Senin yang indah. Hari pertama,
tugas pertama dan sekaligus akan menjadi pengalaman pertama bagi Wina. Gadis berusia
22 tahun dengan segudang prestasi yang membanggakan. Tampilannya selalu
sederhana dengan jilbab terulur menutupi badan. Betapa bahagianya ia. Karena mulai
hari ini resmi menjadi pengajar tetap di sekolah Pertama. Sebuah sekolah
yang terletak tak jauh dari tempat tinggalnya.
Seperti biasa, pelajaran diawali
dengan do’a. Setelah itu Wina memperkenalkan diri di depan murid-muridnya yang
rata-rata berusia 6 tahun. Selanjutnya gantian. Murid-murid yang menggemaskan
itu maju satu per satu ke depan kelas. Menyebutkan nama dan cita-cita.
“Per-ke-nal-kan na-ma sa-ya An-dri.
Sa-sa-saya bercita-cita men-menja-di As-tro-not.” Wina tersenyum antusias
memerhatikan murid laki-laki berkacamata yang ditunjuk agar maju pertama. Bocah
itu terlihat gugup sekali.
Wina beranjak dari kursinya. Menghampiri
anak tersebut. Menyentuh lembut ke dua bahunya untuk memberikan ketenangan. “Mengapa
kamu ingin menjadi astronot sayang?”
Sekarang Andri bisa menjawab dengan
lebih santai “Aku ingin menjelajahi angkasa Bu Guru.” Wina mengangguk.
Selanjutnya sesi perkenalan
berlangsung terus-menerus secara tertib.
Sungguh, cita-cita mereka amat mulia. Ada yang ingin menjadi
dokter, ada yang ingin menjadi guru, koki, pilot, pengusaha, bahkan presiden. Alasan
yang dilontarkan dari bibir mungil itu pun beragam dan unik. Hingga pada
akhirnya tinggal tersisa satu orang lagi.
“Ayo cantik, silahkan maju ke depan.”
Gadis berparas manis dengan dua
kepang pada rambutnya itu bangkit dan melangkah dengan percaya diri maju ke
depan teman-temannya.
“Nama saya Mayang Bu Guru,” ucapnya.
“Cita-cita kamu jadi apa nak? Guru,
dokter, atau apa?”
Mayang tidak langsung menjawab. Ia diam
sejenak dengan kepala tertunduk.
“Mayang malu Bu menyebutkannya,”
wajahnya yang di awal nampak ceria kini berubah menjadi mendung.

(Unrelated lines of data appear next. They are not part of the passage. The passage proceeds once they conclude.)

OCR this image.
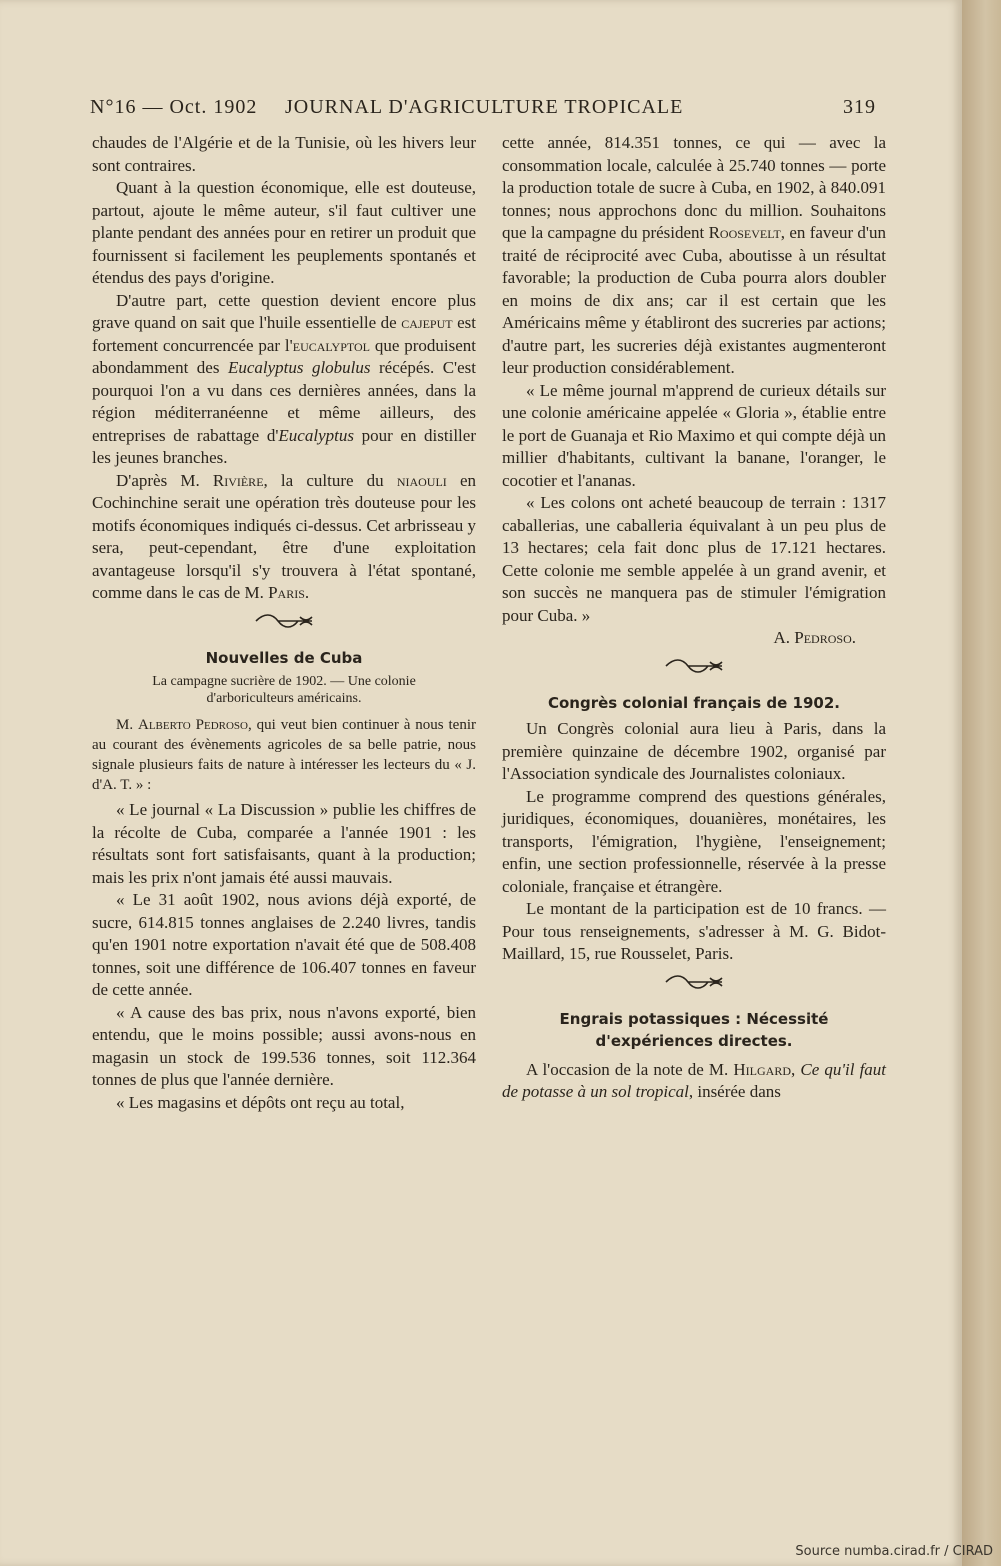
N°16 — Oct. 1902 JOURNAL D'AGRICULTURE TROPICALE	319

chaudes de l'Algérie et de la Tunisie, où les hivers leur sont contraires.

Quant à la question économique, elle est douteuse, partout, ajoute le même auteur, s'il faut cultiver une plante pendant des années pour en retirer un produit que fournissent si facilement les peuplements spontanés et étendus des pays d'origine.

D'autre part, cette question devient encore plus grave quand on sait que l'huile essentielle de cajeput est fortement concurrencée par l'eucalyptol que produisent abondamment des Eucalyptus globulus récépés. C'est pourquoi l'on a vu dans ces dernières années, dans la région méditerranéenne et même ailleurs, des entreprises de rabattage d'Eucalyptus pour en distiller les jeunes branches.

D'après M. Rivière, la culture du niaouli en Cochinchine serait une opération très douteuse pour les motifs économiques indiqués ci-dessus. Cet arbrisseau y sera, peut-cependant, être d'une exploitation avantageuse lorsqu'il s'y trouvera à l'état spontané, comme dans le cas de M. Paris.

Nouvelles de Cuba
La campagne sucrière de 1902. — Une colonie d'arboriculteurs américains.

M. Alberto Pedroso, qui veut bien continuer à nous tenir au courant des évènements agricoles de sa belle patrie, nous signale plusieurs faits de nature à intéresser les lecteurs du « J. d'A. T. » :

« Le journal « La Discussion » publie les chiffres de la récolte de Cuba, comparée a l'année 1901 : les résultats sont fort satisfaisants, quant à la production; mais les prix n'ont jamais été aussi mauvais.

« Le 31 août 1902, nous avions déjà exporté, de sucre, 614.815 tonnes anglaises de 2.240 livres, tandis qu'en 1901 notre exportation n'avait été que de 508.408 tonnes, soit une différence de 106.407 tonnes en faveur de cette année.

« A cause des bas prix, nous n'avons exporté, bien entendu, que le moins possible; aussi avons-nous en magasin un stock de 199.536 tonnes, soit 112.364 tonnes de plus que l'année dernière.

« Les magasins et dépôts ont reçu au total,

cette année, 814.351 tonnes, ce qui — avec la consommation locale, calculée à 25.740 tonnes — porte la production totale de sucre à Cuba, en 1902, à 840.091 tonnes; nous approchons donc du million. Souhaitons que la campagne du président Roosevelt, en faveur d'un traité de réciprocité avec Cuba, aboutisse à un résultat favorable; la production de Cuba pourra alors doubler en moins de dix ans; car il est certain que les Américains même y établiront des sucreries par actions; d'autre part, les sucreries déjà existantes augmenteront leur production considérablement.

« Le même journal m'apprend de curieux détails sur une colonie américaine appelée « Gloria », établie entre le port de Guanaja et Rio Maximo et qui compte déjà un millier d'habitants, cultivant la banane, l'oranger, le cocotier et l'ananas.

« Les colons ont acheté beaucoup de terrain : 1317 caballerias, une caballeria équivalant à un peu plus de 13 hectares; cela fait donc plus de 17.121 hectares. Cette colonie me semble appelée à un grand avenir, et son succès ne manquera pas de stimuler l'émigration pour Cuba. »

A. Pedroso.

Congrès colonial français de 1902.

Un Congrès colonial aura lieu à Paris, dans la première quinzaine de décembre 1902, organisé par l'Association syndicale des Journalistes coloniaux.

Le programme comprend des questions générales, juridiques, économiques, douanières, monétaires, les transports, l'émigration, l'hygiène, l'enseignement; enfin, une section professionnelle, réservée à la presse coloniale, française et étrangère.

Le montant de la participation est de 10 francs. — Pour tous renseignements, s'adresser à M. G. Bidot-Maillard, 15, rue Rousselet, Paris.

Engrais potassiques : Nécessité d'expériences directes.

A l'occasion de la note de M. Hilgard, Ce qu'il faut de potasse à un sol tropical, insérée dans

Source numba.cirad.fr / CIRAD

“Loh, kenapa?” Wina meraih kedua tangan Mayang. “Apa pun cita-cita
kamu teman-teman tidak akan menertawakannya. Benar begitu teman-teman?”
“Benar Bu!” seisi ruangan tersebut
menjawab kompak dengan suara lantang.
Mayang menatap Wina dengan
ragu-ragu. “Tidak apa-apa sayang.”
“Saya ingin menjadi seperti layang-layang.”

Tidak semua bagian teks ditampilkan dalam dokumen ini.